[Image courtesy of standupandspeakto.us]
Today’s Election Data Dispatch from Pew examines the recent statement by South Carolina state election director Marci Andino about allegations of “deceased voters” possibly casting ballots in the Palmetto State.
Andino’s remarks came in testimony before the House Election Laws Subcommittee, and focused on a sample of six voters (out of more than 900 on the overall list) provided to her office by the Attorney General’s office.
Using those six names, the state election office was able to determine the following (from Andino’s statement):
- +One was an absentee ballot cast by a voter who then died before election day;
- +Another was the result of an error by a poll worker who mistakenly marked the voter as Samuel Ferguson, Jr. when the voter was in fact Samuel Ferguson, III;
- +Two were the result of stray marks on the voter registration list detected by the scanner – again, a clerical error;
- +The final two were the result of poll managers incorrectly marking the name of the voter in question instead of the voter listed either above or below on the list.
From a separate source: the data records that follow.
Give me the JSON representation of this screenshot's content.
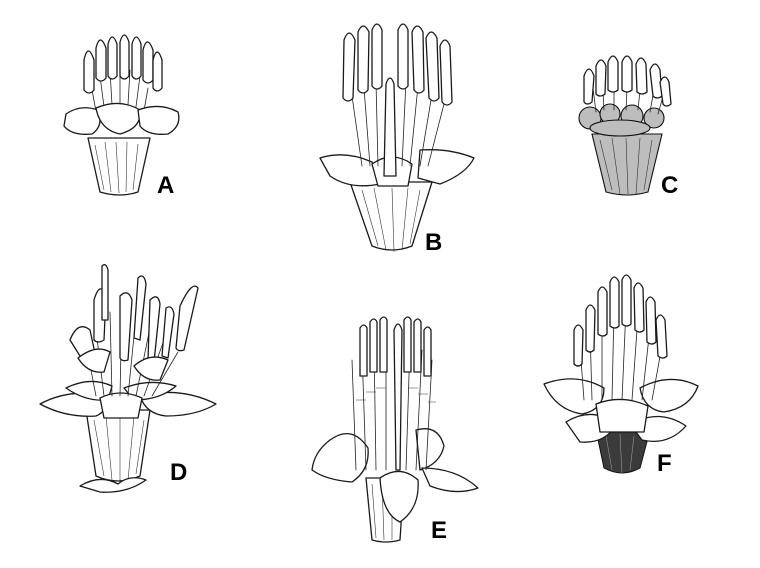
{
  "panels": [
    {
      "id": "A",
      "label": "A"
    },
    {
      "id": "B",
      "label": "B"
    },
    {
      "id": "C",
      "label": "C"
    },
    {
      "id": "D",
      "label": "D"
    },
    {
      "id": "E",
      "label": "E"
    },
    {
      "id": "F",
      "label": "F"
    }
  ],
  "colors": {
    "background": "#ffffff",
    "ink": "#1a1a1a"
  },
  "icons": [
    "flower-illustration"
  ]
}
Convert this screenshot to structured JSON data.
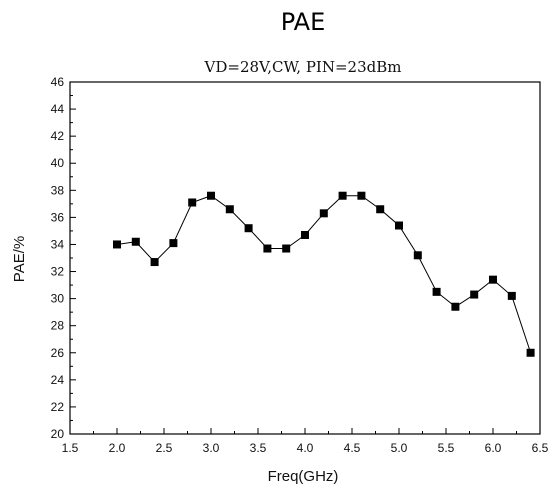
{
  "chart_data": {
    "type": "line",
    "title": "PAE",
    "subtitle": "VD=28V,CW, PIN=23dBm",
    "xlabel": "Freq(GHz)",
    "ylabel": "PAE/%",
    "xlim": [
      1.5,
      6.5
    ],
    "ylim": [
      20,
      46
    ],
    "x_ticks": [
      1.5,
      2.0,
      2.5,
      3.0,
      3.5,
      4.0,
      4.5,
      5.0,
      5.5,
      6.0,
      6.5
    ],
    "y_ticks": [
      20,
      22,
      24,
      26,
      28,
      30,
      32,
      34,
      36,
      38,
      40,
      42,
      44,
      46
    ],
    "x_tick_labels": [
      "1.5",
      "2.0",
      "2.5",
      "3.0",
      "3.5",
      "4.0",
      "4.5",
      "5.0",
      "5.5",
      "6.0",
      "6.5"
    ],
    "y_tick_labels": [
      "20",
      "22",
      "24",
      "26",
      "28",
      "30",
      "32",
      "34",
      "36",
      "38",
      "40",
      "42",
      "44",
      "46"
    ],
    "grid": false,
    "series": [
      {
        "x": [
          2.0,
          2.2,
          2.4,
          2.6,
          2.8,
          3.0,
          3.2,
          3.4,
          3.6,
          3.8,
          4.0,
          4.2,
          4.4,
          4.6,
          4.8,
          5.0,
          5.2,
          5.4,
          5.6,
          5.8,
          6.0,
          6.2,
          6.4
        ],
        "values": [
          34.0,
          34.2,
          32.7,
          34.1,
          37.1,
          37.6,
          36.6,
          35.2,
          33.7,
          33.7,
          34.7,
          36.3,
          37.6,
          37.6,
          36.6,
          35.4,
          33.2,
          30.5,
          29.4,
          30.3,
          31.4,
          30.2,
          26.0
        ],
        "color": "#000000",
        "marker": "square"
      }
    ]
  }
}
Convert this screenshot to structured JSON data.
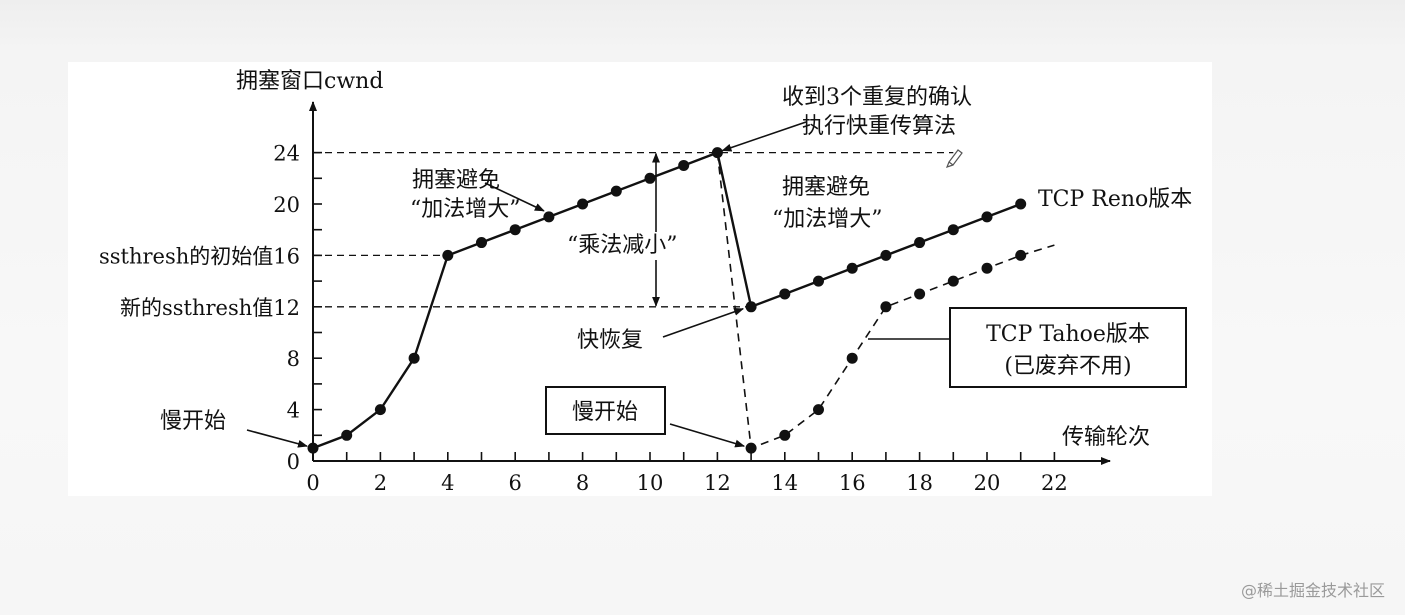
{
  "chart_data": {
    "type": "line",
    "ylabel": "拥塞窗口cwnd",
    "xlabel": "传输轮次",
    "xlim": [
      0,
      22
    ],
    "ylim": [
      0,
      24
    ],
    "x_ticks": [
      0,
      2,
      4,
      6,
      8,
      10,
      12,
      14,
      16,
      18,
      20,
      22
    ],
    "y_ticks": [
      {
        "value": 0,
        "label": "0"
      },
      {
        "value": 4,
        "label": "4"
      },
      {
        "value": 8,
        "label": "8"
      },
      {
        "value": 12,
        "label": "新的ssthresh值12"
      },
      {
        "value": 16,
        "label": "ssthresh的初始值16"
      },
      {
        "value": 20,
        "label": "20"
      },
      {
        "value": 24,
        "label": "24"
      }
    ],
    "series": [
      {
        "name": "TCP Reno版本",
        "style": "solid",
        "points": [
          [
            0,
            1
          ],
          [
            1,
            2
          ],
          [
            2,
            4
          ],
          [
            3,
            8
          ],
          [
            4,
            16
          ],
          [
            5,
            17
          ],
          [
            6,
            18
          ],
          [
            7,
            19
          ],
          [
            8,
            20
          ],
          [
            9,
            21
          ],
          [
            10,
            22
          ],
          [
            11,
            23
          ],
          [
            12,
            24
          ],
          [
            13,
            12
          ],
          [
            14,
            13
          ],
          [
            15,
            14
          ],
          [
            16,
            15
          ],
          [
            17,
            16
          ],
          [
            18,
            17
          ],
          [
            19,
            18
          ],
          [
            20,
            19
          ],
          [
            21,
            20
          ]
        ]
      },
      {
        "name": "TCP Tahoe版本",
        "style": "dashed",
        "points": [
          [
            12,
            24
          ],
          [
            13,
            1
          ],
          [
            14,
            2
          ],
          [
            15,
            4
          ],
          [
            16,
            8
          ],
          [
            17,
            12
          ],
          [
            18,
            13
          ],
          [
            19,
            14
          ],
          [
            20,
            15
          ],
          [
            21,
            16
          ]
        ],
        "extend_to": [
          22,
          16.8
        ]
      }
    ],
    "reference_lines": [
      {
        "y": 24,
        "from_x": 0,
        "to_x": 19
      },
      {
        "y": 16,
        "from_x": 0,
        "to_x": 4
      },
      {
        "y": 12,
        "from_x": 0,
        "to_x": 13
      }
    ],
    "annotations": {
      "congestion_avoid_1": [
        "拥塞避免",
        "“加法增大”"
      ],
      "congestion_avoid_2": [
        "拥塞避免",
        "“加法增大”"
      ],
      "multiplicative_decrease": "“乘法减小”",
      "three_dup_acks": [
        "收到3个重复的确认",
        "执行快重传算法"
      ],
      "fast_recovery": "快恢复",
      "slow_start_1": "慢开始",
      "slow_start_2": "慢开始",
      "reno_label": "TCP Reno版本",
      "tahoe_label": [
        "TCP Tahoe版本",
        "(已废弃不用)"
      ]
    },
    "grid": false,
    "legend": "none"
  },
  "watermark": "@稀土掘金技术社区"
}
In short, only one of the six voters examined is actually dead – and that voter was a valid voter when his or her ballot was cast.
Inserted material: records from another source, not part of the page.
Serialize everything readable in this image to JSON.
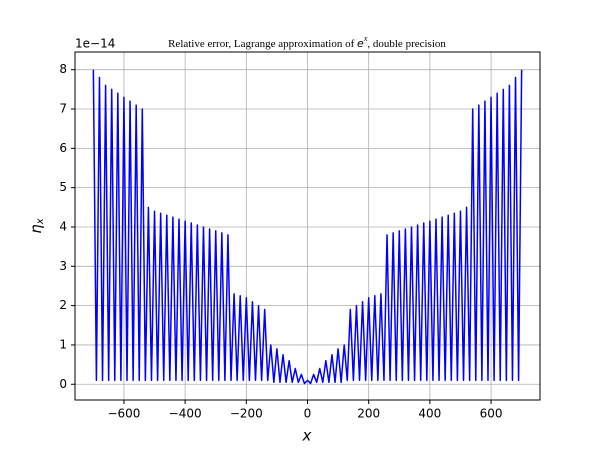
{
  "chart_data": {
    "type": "line",
    "title": [
      "Relative error, Lagrange approximation of ",
      "e",
      "x",
      ", double precision"
    ],
    "xlabel": "x",
    "ylabel": "η",
    "ylabel_sub": "x",
    "offset_text": "1e−14",
    "xlim": [
      -760,
      760
    ],
    "ylim": [
      -0.4,
      8.45
    ],
    "xticks": [
      {
        "value": -600,
        "label": "−600"
      },
      {
        "value": -400,
        "label": "−400"
      },
      {
        "value": -200,
        "label": "−200"
      },
      0,
      200,
      400,
      600
    ],
    "yticks": [
      0,
      1,
      2,
      3,
      4,
      5,
      6,
      7,
      8
    ],
    "grid": true,
    "series": [
      {
        "color": "#0000ff",
        "x": [
          -700,
          -690,
          -680,
          -670,
          -660,
          -650,
          -640,
          -630,
          -620,
          -610,
          -600,
          -590,
          -580,
          -570,
          -560,
          -550,
          -540,
          -530,
          -520,
          -510,
          -500,
          -490,
          -480,
          -470,
          -460,
          -450,
          -440,
          -430,
          -420,
          -410,
          -400,
          -390,
          -380,
          -370,
          -360,
          -350,
          -340,
          -330,
          -320,
          -310,
          -300,
          -290,
          -280,
          -270,
          -260,
          -250,
          -240,
          -230,
          -220,
          -210,
          -200,
          -190,
          -180,
          -170,
          -160,
          -150,
          -140,
          -130,
          -120,
          -110,
          -100,
          -90,
          -80,
          -70,
          -60,
          -50,
          -40,
          -30,
          -20,
          -10,
          0,
          10,
          20,
          30,
          40,
          50,
          60,
          70,
          80,
          90,
          100,
          110,
          120,
          130,
          140,
          150,
          160,
          170,
          180,
          190,
          200,
          210,
          220,
          230,
          240,
          250,
          260,
          270,
          280,
          290,
          300,
          310,
          320,
          330,
          340,
          350,
          360,
          370,
          380,
          390,
          400,
          410,
          420,
          430,
          440,
          450,
          460,
          470,
          480,
          490,
          500,
          510,
          520,
          530,
          540,
          550,
          560,
          570,
          580,
          590,
          600,
          610,
          620,
          630,
          640,
          650,
          660,
          670,
          680,
          690,
          700
        ],
        "values": [
          8.0,
          0.1,
          7.8,
          0.1,
          7.6,
          0.1,
          7.5,
          0.1,
          7.4,
          0.1,
          7.3,
          0.1,
          7.2,
          0.1,
          7.1,
          0.1,
          7.0,
          0.1,
          4.5,
          0.1,
          4.4,
          0.1,
          4.35,
          0.1,
          4.3,
          0.1,
          4.25,
          0.1,
          4.2,
          0.1,
          4.15,
          0.1,
          4.1,
          0.1,
          4.05,
          0.1,
          4.0,
          0.1,
          3.95,
          0.1,
          3.9,
          0.1,
          3.85,
          0.1,
          3.8,
          0.1,
          2.3,
          0.1,
          2.25,
          0.1,
          2.2,
          0.1,
          2.1,
          0.1,
          2.0,
          0.1,
          1.9,
          0.1,
          1.0,
          0.05,
          0.9,
          0.05,
          0.75,
          0.05,
          0.6,
          0.05,
          0.4,
          0.05,
          0.25,
          0.02,
          0.1,
          0.02,
          0.25,
          0.05,
          0.4,
          0.05,
          0.6,
          0.05,
          0.75,
          0.05,
          0.9,
          0.05,
          1.0,
          0.1,
          1.9,
          0.1,
          2.0,
          0.1,
          2.1,
          0.1,
          2.2,
          0.1,
          2.25,
          0.1,
          2.3,
          0.1,
          3.8,
          0.1,
          3.85,
          0.1,
          3.9,
          0.1,
          3.95,
          0.1,
          4.0,
          0.1,
          4.05,
          0.1,
          4.1,
          0.1,
          4.15,
          0.1,
          4.2,
          0.1,
          4.25,
          0.1,
          4.3,
          0.1,
          4.35,
          0.1,
          4.4,
          0.1,
          4.5,
          0.1,
          7.0,
          0.1,
          7.1,
          0.1,
          7.2,
          0.1,
          7.3,
          0.1,
          7.4,
          0.1,
          7.5,
          0.1,
          7.6,
          0.1,
          7.8,
          0.1,
          8.0
        ]
      }
    ]
  }
}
These findings suggest that voter data can be very messy given the intensely human nature of voting and the increasing role of technology in the process.
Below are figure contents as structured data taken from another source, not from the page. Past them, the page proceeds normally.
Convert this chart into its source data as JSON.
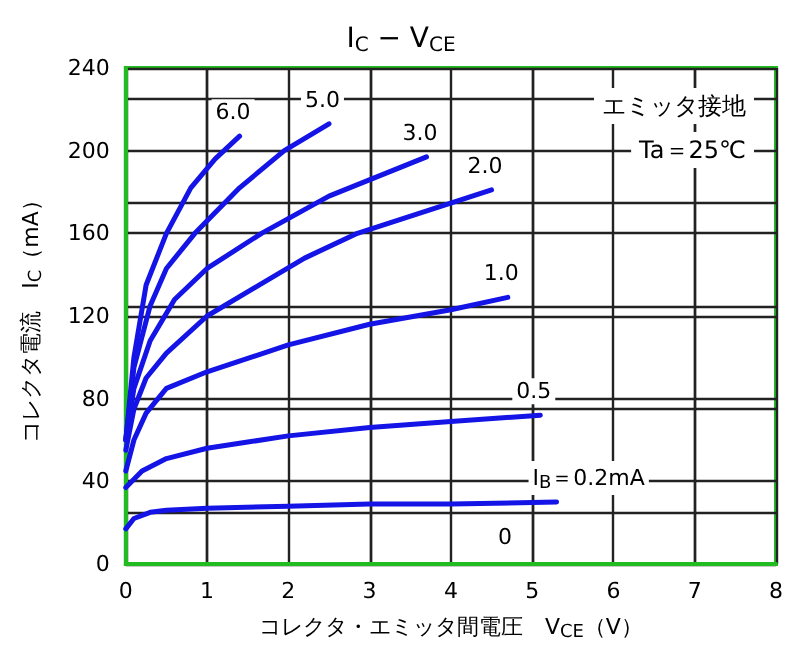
{
  "chart_data": {
    "type": "line",
    "title": "I$_{C}$ − V$_{CE}$",
    "xlabel": "コレクタ・エミッタ間電圧　V$_{CE}$（V）",
    "ylabel": "コレクタ電流　I$_{C}$（mA）",
    "xlim": [
      0,
      8
    ],
    "xticks": [
      0,
      1,
      2,
      3,
      4,
      5,
      6,
      7,
      8
    ],
    "ylim": [
      0,
      240
    ],
    "yticks": [
      0,
      40,
      80,
      120,
      160,
      200,
      240
    ],
    "grid": true,
    "legend": false,
    "marker": "none",
    "line_style": "solid",
    "series": [
      {
        "name": "6.0",
        "color": "#1414e6",
        "x": [
          0,
          0.1,
          0.25,
          0.5,
          0.8,
          1.1,
          1.4
        ],
        "values": [
          60,
          100,
          135,
          160,
          182,
          196,
          207
        ]
      },
      {
        "name": "5.0",
        "color": "#1414e6",
        "x": [
          0,
          0.1,
          0.3,
          0.5,
          0.85,
          1.4,
          1.95,
          2.5
        ],
        "values": [
          60,
          95,
          125,
          143,
          160,
          182,
          200,
          213
        ]
      },
      {
        "name": "3.0",
        "color": "#1414e6",
        "x": [
          0,
          0.1,
          0.3,
          0.6,
          1,
          1.67,
          2.5,
          3.7
        ],
        "values": [
          60,
          85,
          108,
          128,
          143,
          160,
          178,
          197
        ]
      },
      {
        "name": "2.0",
        "color": "#1414e6",
        "x": [
          0,
          0.1,
          0.25,
          0.5,
          1,
          2.2,
          2.85,
          3.4,
          4.5
        ],
        "values": [
          55,
          75,
          90,
          102,
          120,
          148,
          160,
          167,
          181
        ]
      },
      {
        "name": "1.0",
        "color": "#1414e6",
        "x": [
          0,
          0.1,
          0.25,
          0.5,
          1,
          2,
          3,
          4,
          4.7
        ],
        "values": [
          45,
          60,
          73,
          85,
          93,
          106,
          116,
          123,
          129
        ]
      },
      {
        "name": "0.5",
        "color": "#1414e6",
        "x": [
          0,
          0.2,
          0.5,
          1,
          1.5,
          2,
          3,
          4,
          5.1
        ],
        "values": [
          37,
          45,
          51,
          56,
          59,
          62,
          66,
          69,
          72
        ]
      },
      {
        "name": "I$_{B}$＝0.2mA",
        "color": "#1414e6",
        "x": [
          0,
          0.1,
          0.3,
          0.5,
          1,
          2,
          3,
          4,
          5.3
        ],
        "values": [
          17,
          22,
          25,
          26,
          27,
          28,
          29,
          29,
          30
        ]
      }
    ],
    "annotations": [
      "エミッタ接地",
      "Ta＝25℃",
      "0"
    ]
  }
}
Nevertheless, while the analysis is not conclusive as to the validity of all of the votes cast by purportedly dead voters, it certainly suggests that the number of fraudulent votes cast in the name of the departed is somewhere south of the full list of 900.
In the aftermath of Andino’s testimony, two major issues remain:
- Whether the State Election Commission will get access to the full list of names being investigated by the Attorney General and the State Law Enforcement Commission; and
- What impact the emerging uncertainty about the data will have on South Carolina’s continued efforts – including a lawsuit – to overcome the U.S. Justice Department’s objection to its new photo voter ID law.
In short, the data has already begun to speak in South Carolina; what remains is to discover if it will be allowed to finish – and if so if anyone will be listening.